A subsidiary of commercial furniture manufacturer Frank Chervan, Txtur creates made-to-order furniture for sale direct to consumers.
“Our lead time is about six weeks because we make it all locally,” said Amber Horton, Txtur’s marketing and administrative director. “So even though it’s custom made to order, our lead times are a lot better than some of the big-box companies that make their furniture overseas.”
Most of Txtur’s manufacturing happens at Chervan’s factory on Greenbrier Avenue in Southeast Roanoke, but part of it happens at the RIC. The Txtur headquarters on Ninth Street is also Chervan’s warehouse and shipping/receiving center.
Txtur’s custom dining chairs range from $300 to $750. A plush lounge chair goes for $1,200; sofas start around $1,400.
“We have a good relationship with Ed Walker,” Horton said. “He has bought furniture from us for other commercial projects in the past. And thankfully, he has said that he is very interested in having Txtur furniture specifically in these new developments that he’s thinking about. But further, we’ve been told that it won’t affect our shipping and receiving warehouse or foam fabrication setup back there. But we’re also very excited because it’s a good opportunity for us, B2B [business to business]-wise as far as commercial sales go.”

Virginia Fire Museum
Virginia Fire Museum co-founder Darryl Thompson with a restored 1952 Chevrolet fire truck.
Occupying some 140,000 square feet, the nonprofit Virginia Fire Museum houses more than 110 fire trucks, many of them antique. It’s the largest collection of fire trucks on the East Coast and possibly in the country, said Darryl Thompson, one of the founders.
The museum “is a creation of many years of people talking about wanting a fire museum in Roanoke, because Roanoke [was] the home of the first fire truck manufacturer of the South which was the Oren Company. Somewhere had to be the repository of its history.”
At RIC since 2022, the museum has no paid employees. The space is mainly used for storage and restoration work. Thompson said he’s looking forward to the upcoming transformation of RIC and would like to add space for display.
Among the museum’s showpieces is a 1952 Chevrolet fire truck, the product of a $150,000 restoration. Museum members “up and down the Eastern Seaboard” paid for it, said Thompson, who has worked as a volunteer firefighter and personally owns 52 trucks. Other trucks have been donated by fire departments, mostly in Virginia. Volunteer crews perform 95% of the cosmetic and mechanical work.
The museum is open to the public by appointment only. A tour can be requested through the museum’s Facebook page.
An open house for first responders last year attracted more than 700 people. An open house for the public is planned for July. Thompson is expecting 5,000 to 8,000 visitors.

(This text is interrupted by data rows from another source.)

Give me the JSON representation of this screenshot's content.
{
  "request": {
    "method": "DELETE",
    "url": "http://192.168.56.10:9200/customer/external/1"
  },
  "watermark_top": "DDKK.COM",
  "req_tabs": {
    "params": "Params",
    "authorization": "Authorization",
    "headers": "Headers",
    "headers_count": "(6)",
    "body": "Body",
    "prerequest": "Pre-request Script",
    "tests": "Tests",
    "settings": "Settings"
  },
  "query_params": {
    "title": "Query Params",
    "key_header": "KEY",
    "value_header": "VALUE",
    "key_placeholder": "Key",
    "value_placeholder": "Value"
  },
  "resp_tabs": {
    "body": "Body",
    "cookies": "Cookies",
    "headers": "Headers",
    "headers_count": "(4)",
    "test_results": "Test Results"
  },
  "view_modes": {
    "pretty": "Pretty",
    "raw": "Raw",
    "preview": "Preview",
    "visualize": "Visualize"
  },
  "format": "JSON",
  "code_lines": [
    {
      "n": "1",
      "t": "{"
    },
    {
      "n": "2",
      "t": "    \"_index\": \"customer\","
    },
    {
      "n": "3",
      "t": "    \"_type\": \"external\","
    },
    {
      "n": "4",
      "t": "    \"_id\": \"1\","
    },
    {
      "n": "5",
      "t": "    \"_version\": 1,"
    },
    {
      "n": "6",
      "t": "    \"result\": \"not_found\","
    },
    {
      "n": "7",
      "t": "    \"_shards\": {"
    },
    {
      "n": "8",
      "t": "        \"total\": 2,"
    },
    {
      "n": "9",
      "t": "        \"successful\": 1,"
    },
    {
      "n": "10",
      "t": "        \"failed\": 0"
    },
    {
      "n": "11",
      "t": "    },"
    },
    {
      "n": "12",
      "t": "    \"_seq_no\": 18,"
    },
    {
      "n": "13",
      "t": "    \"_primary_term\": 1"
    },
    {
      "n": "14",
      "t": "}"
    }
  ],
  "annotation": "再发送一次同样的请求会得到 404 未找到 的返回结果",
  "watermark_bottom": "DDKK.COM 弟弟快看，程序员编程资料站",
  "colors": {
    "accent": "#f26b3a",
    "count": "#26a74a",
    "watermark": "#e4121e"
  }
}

National Railway Historical Society, Roanoke Chapter
A spur from the Norfolk Southern tracks connects the National Railway Historical Society’s Roanoke Chapter to the national rail network. The chapter’s open-air collection, located at RIC since 1980, consists of around 20 rail cars in various states of restoration. Some are owned by the chapter, others privately. Most came from Norfolk Southern, Norfolk & Western or the Virginian Railway.
“We started as a chapter in 1968 and started off with three passenger cars … that were donated by Southern Railway,” said Gary Gray, its vice president.

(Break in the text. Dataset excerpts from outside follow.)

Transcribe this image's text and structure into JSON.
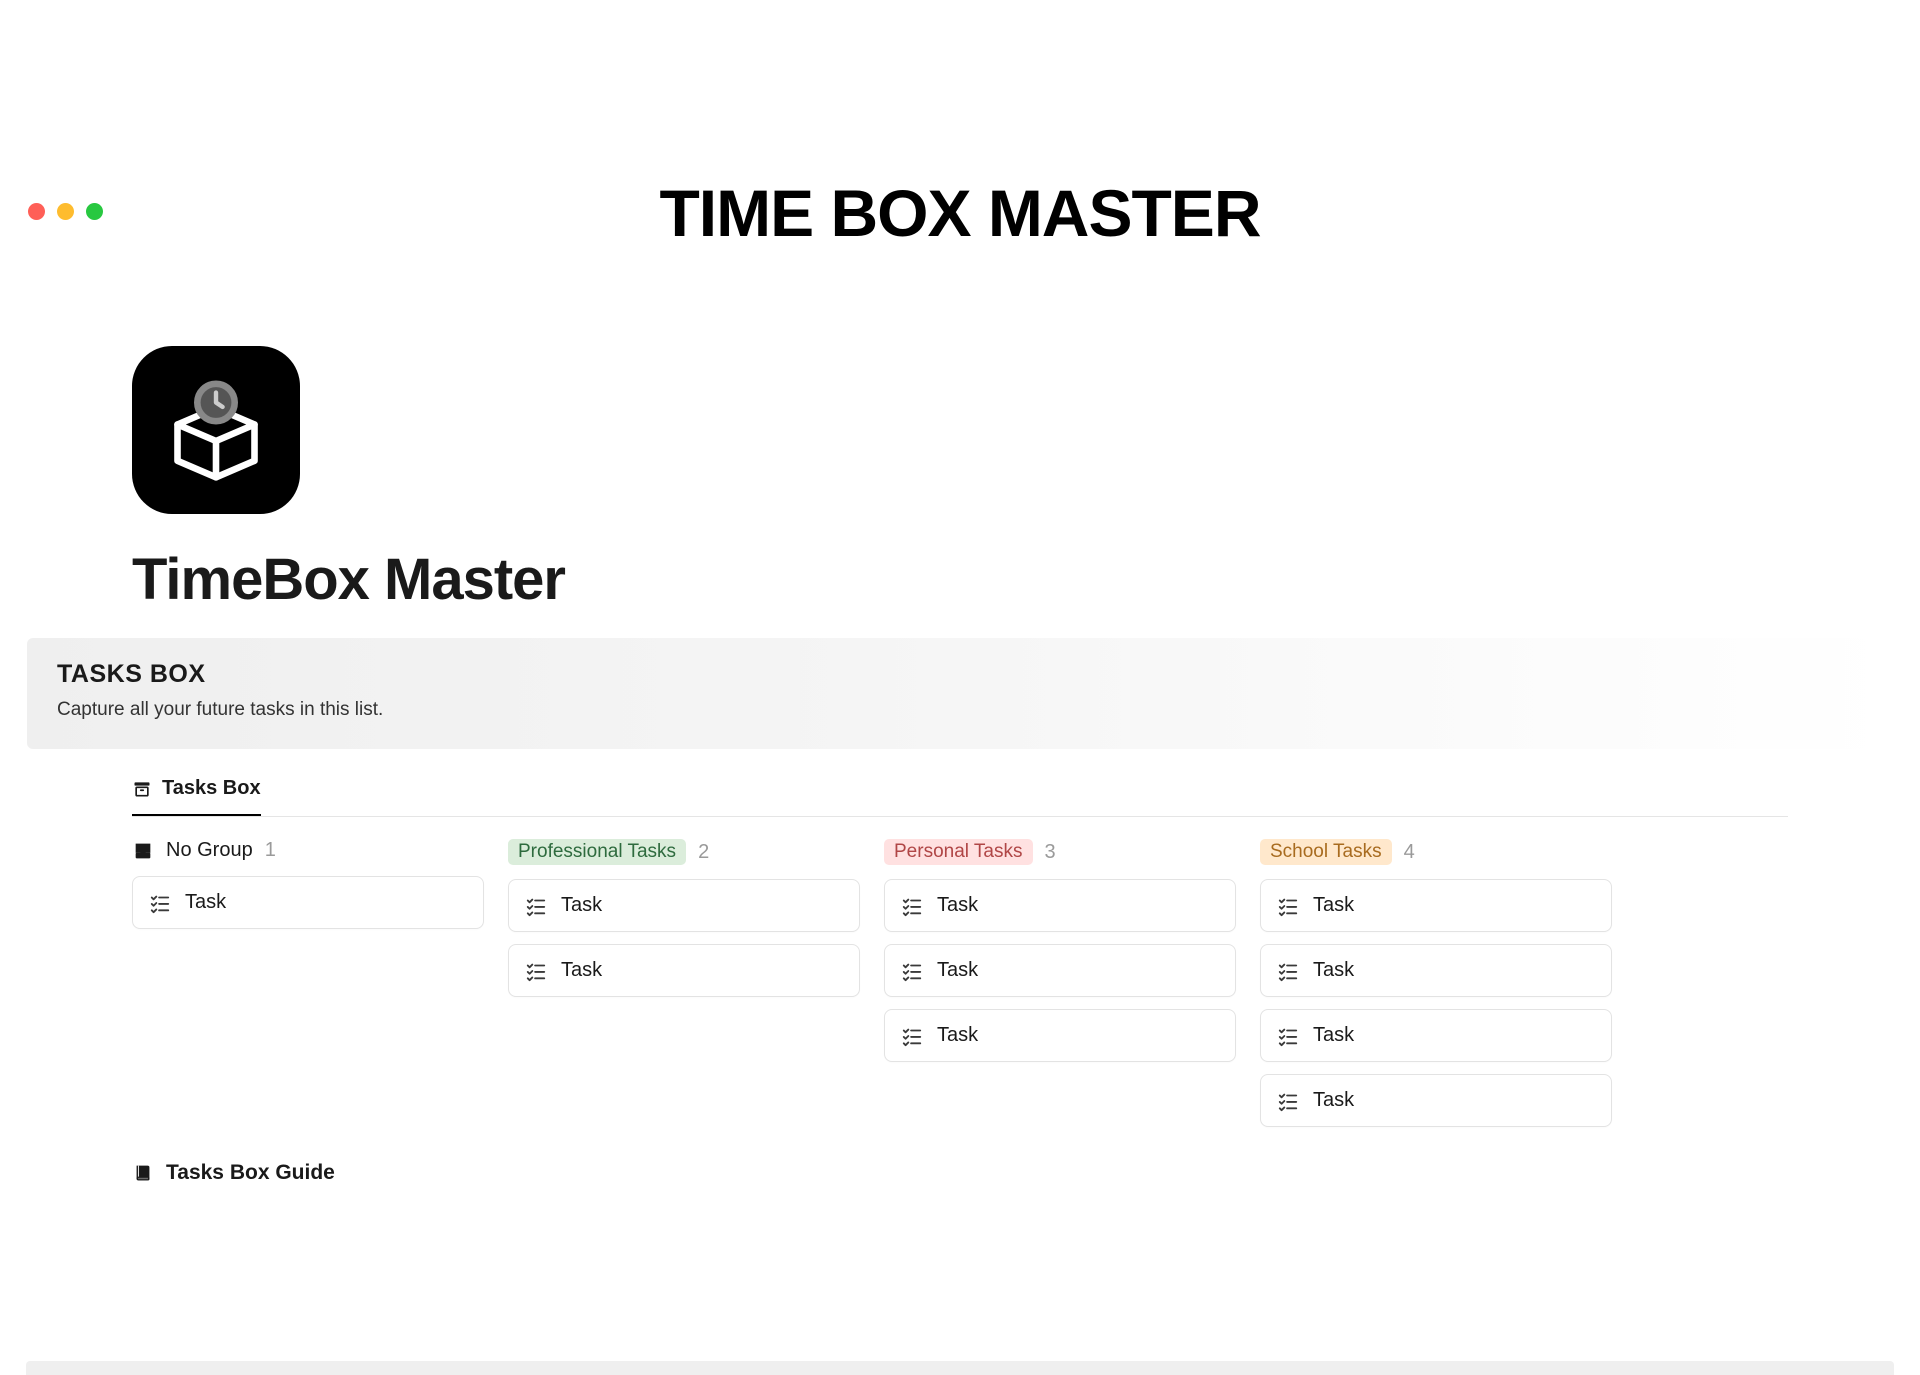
{
  "hero": {
    "title": "TIME BOX MASTER"
  },
  "page": {
    "title": "TimeBox Master"
  },
  "callout": {
    "title": "TASKS BOX",
    "subtitle": "Capture all your future tasks in this list."
  },
  "tabs": {
    "active": "Tasks Box"
  },
  "board": {
    "columns": [
      {
        "kind": "nogroup",
        "label": "No Group",
        "count": 1,
        "cards": [
          "Task"
        ]
      },
      {
        "kind": "chip",
        "chip_color": "green",
        "label": "Professional Tasks",
        "count": 2,
        "cards": [
          "Task",
          "Task"
        ]
      },
      {
        "kind": "chip",
        "chip_color": "red",
        "label": "Personal Tasks",
        "count": 3,
        "cards": [
          "Task",
          "Task",
          "Task"
        ]
      },
      {
        "kind": "chip",
        "chip_color": "orange",
        "label": "School Tasks",
        "count": 4,
        "cards": [
          "Task",
          "Task",
          "Task",
          "Task"
        ]
      }
    ]
  },
  "guide": {
    "label": "Tasks Box Guide"
  }
}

On a typical Saturday, 10 to 20 volunteers show up to work on the cars. Some, but not all, are current or former Norfolk Southern employees. Cameron Tracey, a Roanoke College senior in business administration, is restoring a Virginian Railway 1947 caboose. In addition to its work at RIC, the chapter restored the Virginian Railway station in Roanoke and has run excursion trips for the Virginia Transportation Museum.
Chris’s Coffee & Custard

Beth Woodrum outside Chris’s Coffee & Custard.
Beth Woodrum started Chris’s Coffee & Custard with input from her son, Chris, who has Down syndrome. The goal is not only to offer hot drinks, sandwiches, desserts and baked goods, but to provide opportunities for employment and socialization to individuals with physical and developmental disabilities. The shop’s parent corporation is the nonprofit LoveABLE Services Inc.
Although Chris’s is not included in the impending sale, “the purchase of the whole area here is very exciting for us,” Woodrum said. “It’s going to be bringing in a lot of condos and apartments … coffee and custard customers. We’re looking forward to it.”

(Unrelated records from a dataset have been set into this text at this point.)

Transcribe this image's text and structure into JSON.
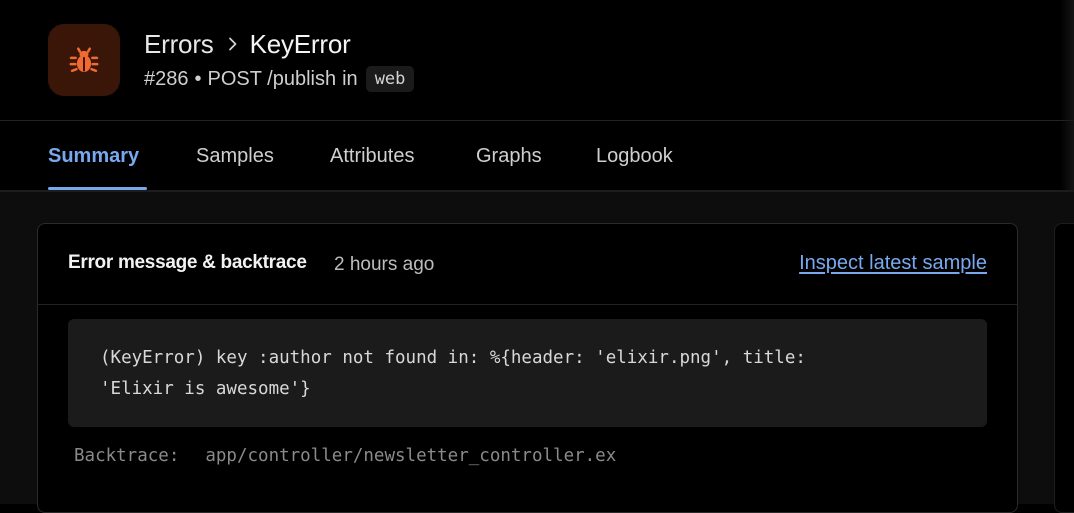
{
  "header": {
    "breadcrumb": {
      "parent": "Errors",
      "current": "KeyError"
    },
    "subtitle": {
      "incident": "#286",
      "separator": "•",
      "action": "POST /publish",
      "in_word": "in",
      "namespace": "web"
    },
    "icon": "bug-icon"
  },
  "tabs": [
    {
      "label": "Summary",
      "active": true
    },
    {
      "label": "Samples",
      "active": false
    },
    {
      "label": "Attributes",
      "active": false
    },
    {
      "label": "Graphs",
      "active": false
    },
    {
      "label": "Logbook",
      "active": false
    }
  ],
  "card": {
    "title": "Error message & backtrace",
    "time": "2 hours ago",
    "link": "Inspect latest sample",
    "message": "(KeyError) key :author not found in: %{header: 'elixir.png', title:\n'Elixir is awesome'}",
    "backtrace_label": "Backtrace:",
    "backtrace_path": "app/controller/newsletter_controller.ex"
  },
  "colors": {
    "accent": "#78a9ef",
    "icon_bg": "#3a1608",
    "icon_fg": "#f06a32"
  }
}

The history behind ‘A Dickensian world’
The Viscose plant was a town within a city, sprawling across 212 acres. Its more than 5,000 employees ate in company dining halls and exercised in a company gymnasium. Some even lived in company housing.
World War II brought continued prosperity as the plant shifted to parachutes and paratrooper suits. But boom times did not last. The industrial giant was felled by competition with other synthetic fabrics, and in 1958 the machinery ground to a halt.
In 1961 the complex was sold to a consortium of investors, Industrial Development and Investment Co., which changed the name to Roanoke Industrial Center and began to lease parts of the complex to an assortment of tenants.
At its peak in the 1920s, American Viscose was one of the world’s largest rayon factories, producing 35% of the country’s rayon.





Captions, from left to right: 1) The old power plant. Ed Walker wants to get rid of junked cars all across the old Viscose property. 2) Building 5 seen from the intersection of Technical Avenue and Service Avenue. 3) A brick building in the corner of the Roanoke Industrial Center. 4) Burial vaults behind a building on Service Avenue. 5) A scene inside the National Railway Historical Society’s storage area.
Will Trinkle is the fourth-generation owner of C.W. Francis and Son, which manages the center. His family has been involved in RIC since the days of his grandfather, C.W. Francis Jr.
“I was 4 years old when he and a group of investors bought in,” Trinkle said. “They razed a smokestack once, when I was probably 4 or 5. We all came and they brought a picnic. My grandmother, mother, father and my little brother and I, and we parked the car. And they had drinks, no doubt, and the thing fell the wrong way. And I remember we all dove into the car and he pushed us in. Bricks fell like within a couple feet of all of us, but it was great fun, and we all laughed, and it was just a great, great memory.
“They had tricycles with big boxes on the back that the Viscose plant used to use to ride in those tunnels between buildings to deliver things in between the buildings. They also had little roadways. We got one of those tricycles. It was way too big for a kid to ride but it was super fun. A big part of my life.”
Those tunnels still exist, although some of them are flooded and the center does not allow visitors. “There are about a million square feet underground,” Trinkle said.
There’s plenty to look at above ground. The former power plant, in its broken and rusting grandeur, is “beautiful in sort of a ‘Mad Max’ way,” Trinkle said.



Captions, left to right: 1) A dinosaur outside the Virginia Fire Museum belongs to Center in the Square. 2) A woolly mammoth and dinosaur stored inside the Virginia Fire Museum. 3) A mosaic by Roanoke artist Steven Paul combines images of dancers, train cars and smokestacks.
“It’s a little like a bee hive, a ghost town and a secret workshop,” Ed Walker said.
“It’s sort of like a Dickensian world,” Trinkle said. “It takes you back to another century when you drive through there.”